A0482
Title: Outlier detection in mixed data
Authors: Houda Gadacha - CNAM Paris (France) [presenting]
Patricia Kubicki - UTAC (France)
Ndeye Niang - CNAM (France)
Abstract: Outlier detection is crucial in various fields, such as insurance fraud, disease detection, and cybersecurity. Its application helps to identify suspicious behaviors and enhance the robustness of statistical models.

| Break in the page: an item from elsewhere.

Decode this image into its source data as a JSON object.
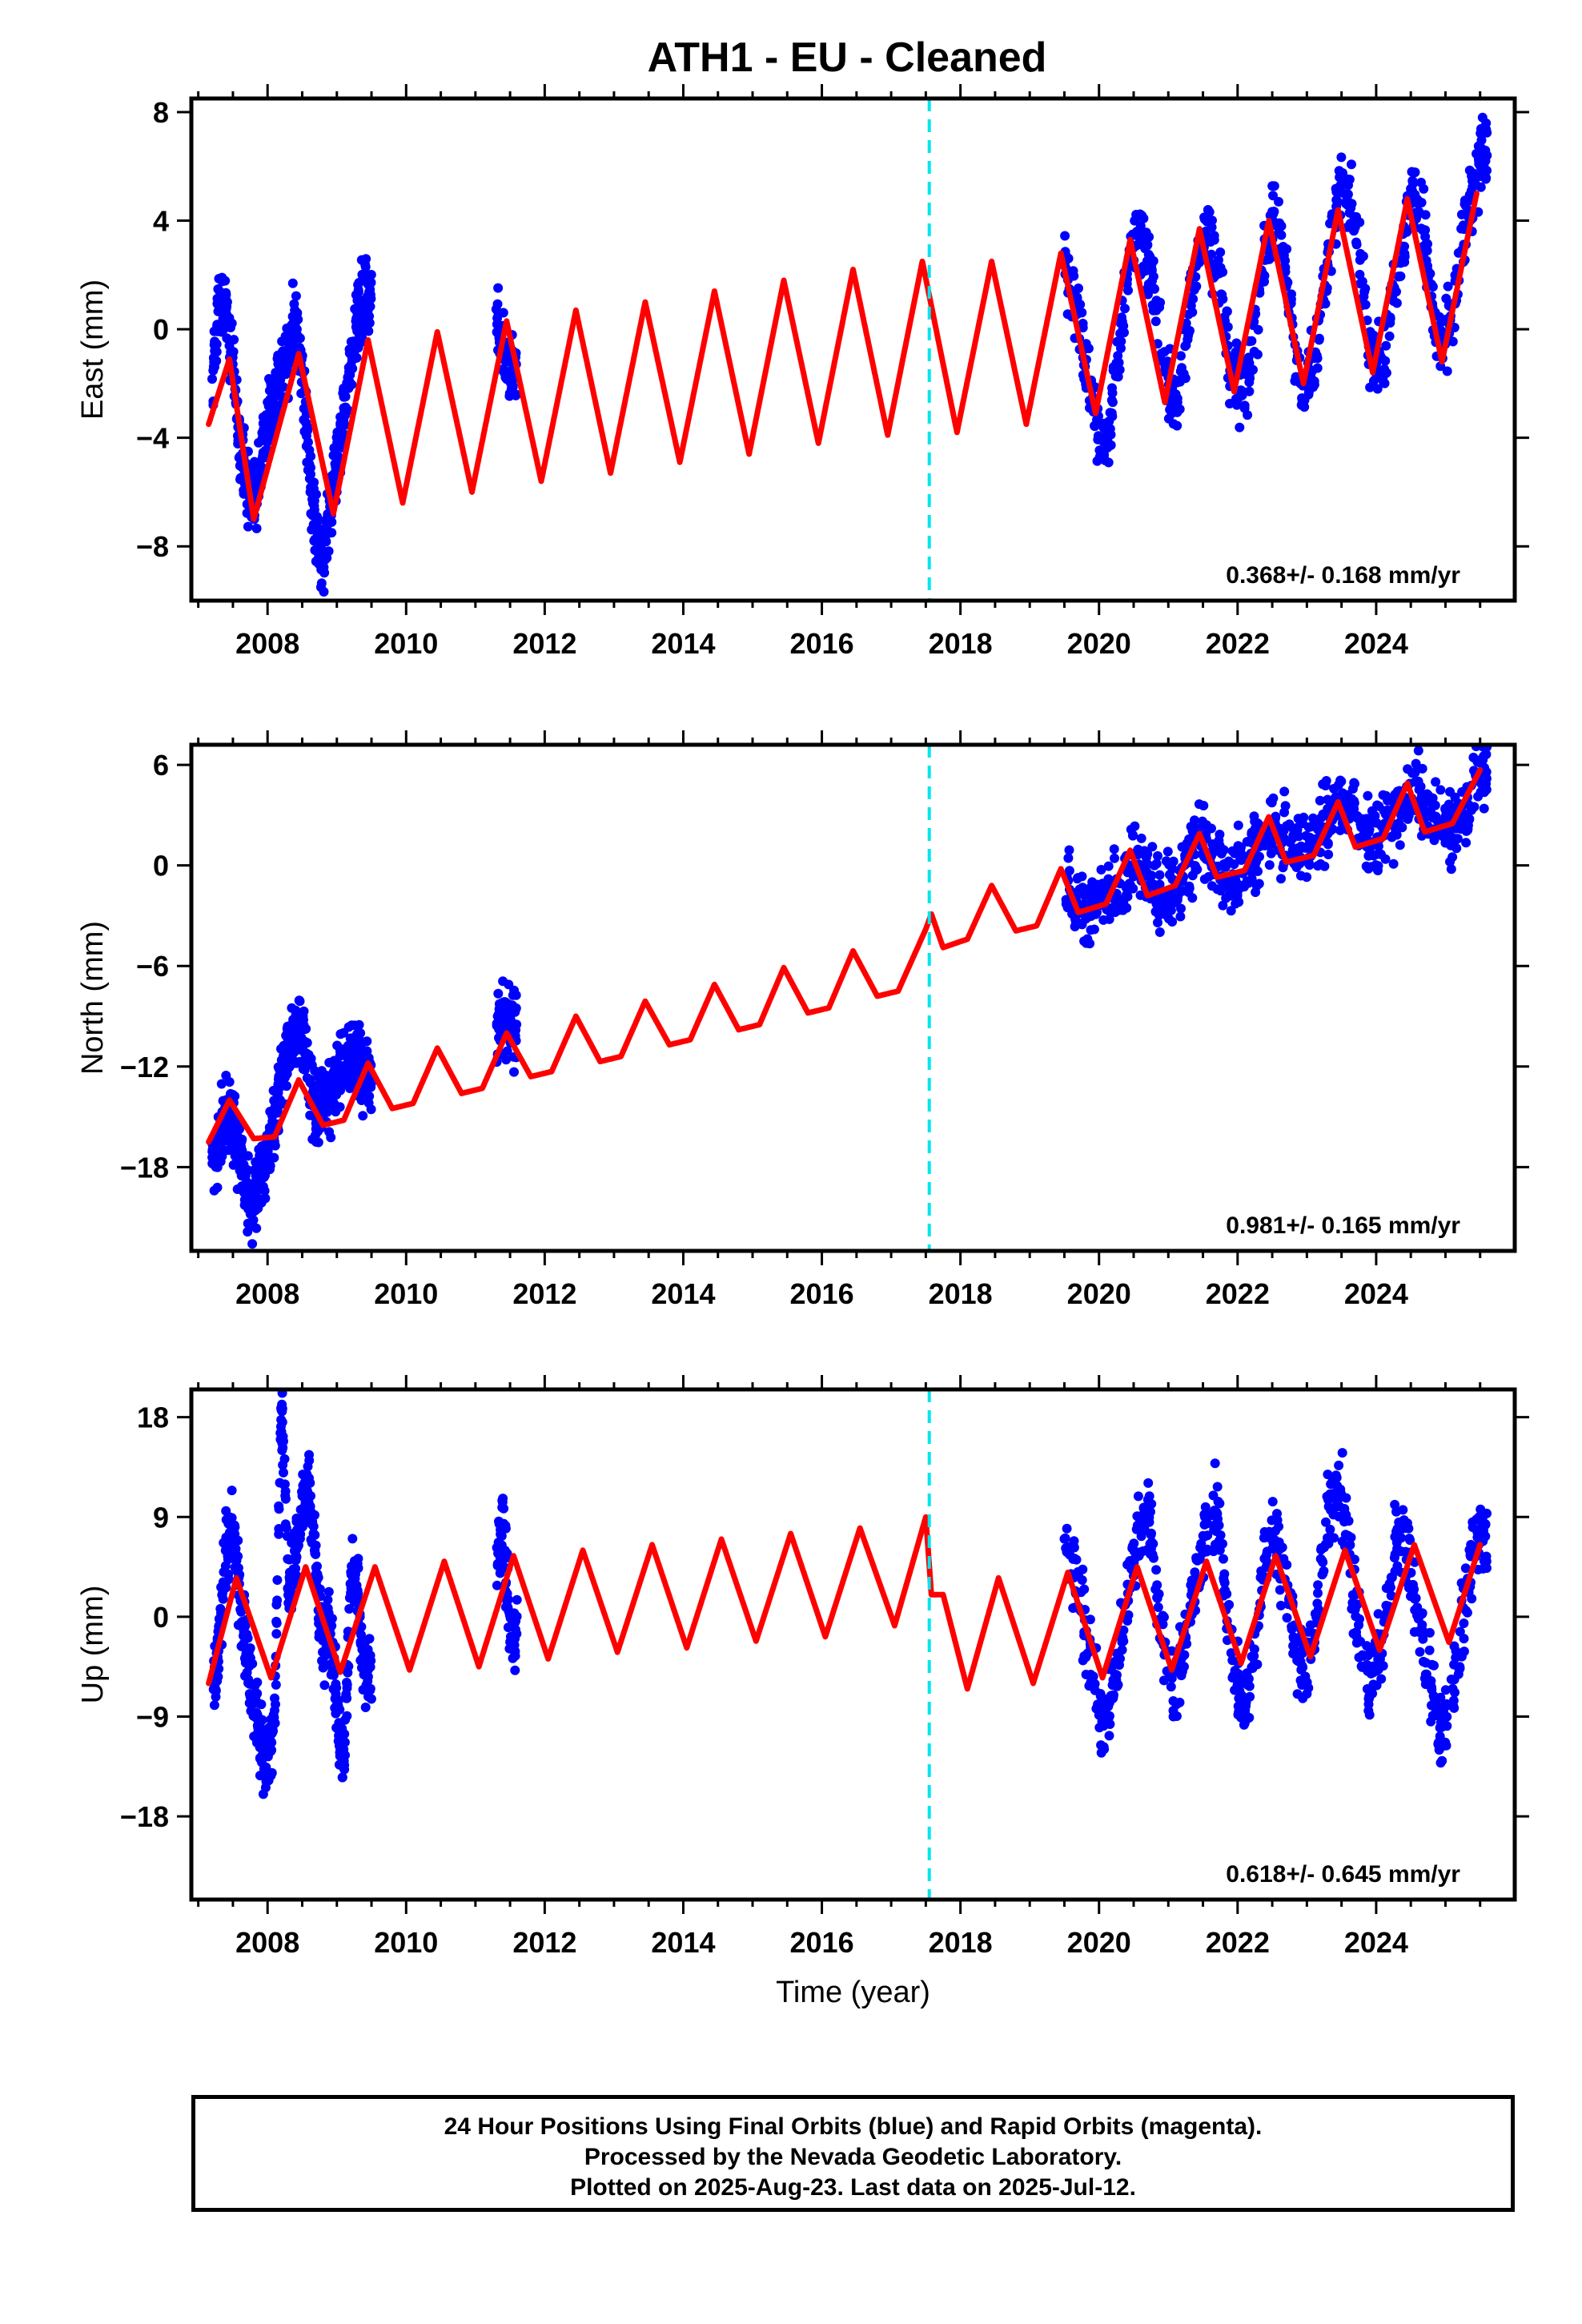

Most outlier detection methods are designed exclusively for numerical data. To detect outliers in data containing both numerical and categorical attributes, factor analysis for mixed data (FAMD) is proposed to extract numerical components. These components are then used for outlier detection. Outlier detection methods are applied only to the first components, the last components, and all FAMD components. The results are compared to those of a traditional one-hot encoding (OHE) preprocessing approach based on simulated data. The simulated data includes four outlier types: (a) global outliers, which significantly deviate from most data points; (b) local outliers, which are not necessarily extreme values but are considered abnormal within their specific context or neighborhood, (c) rare outliers which have unexpected categories compared to the typical data distribution, and (d) mixed outliers which can be both global and rare, or local and rare. The objective is to determine the most effective method in terms of outlier types detected. The results demonstrate the effectiveness of the proposed approach.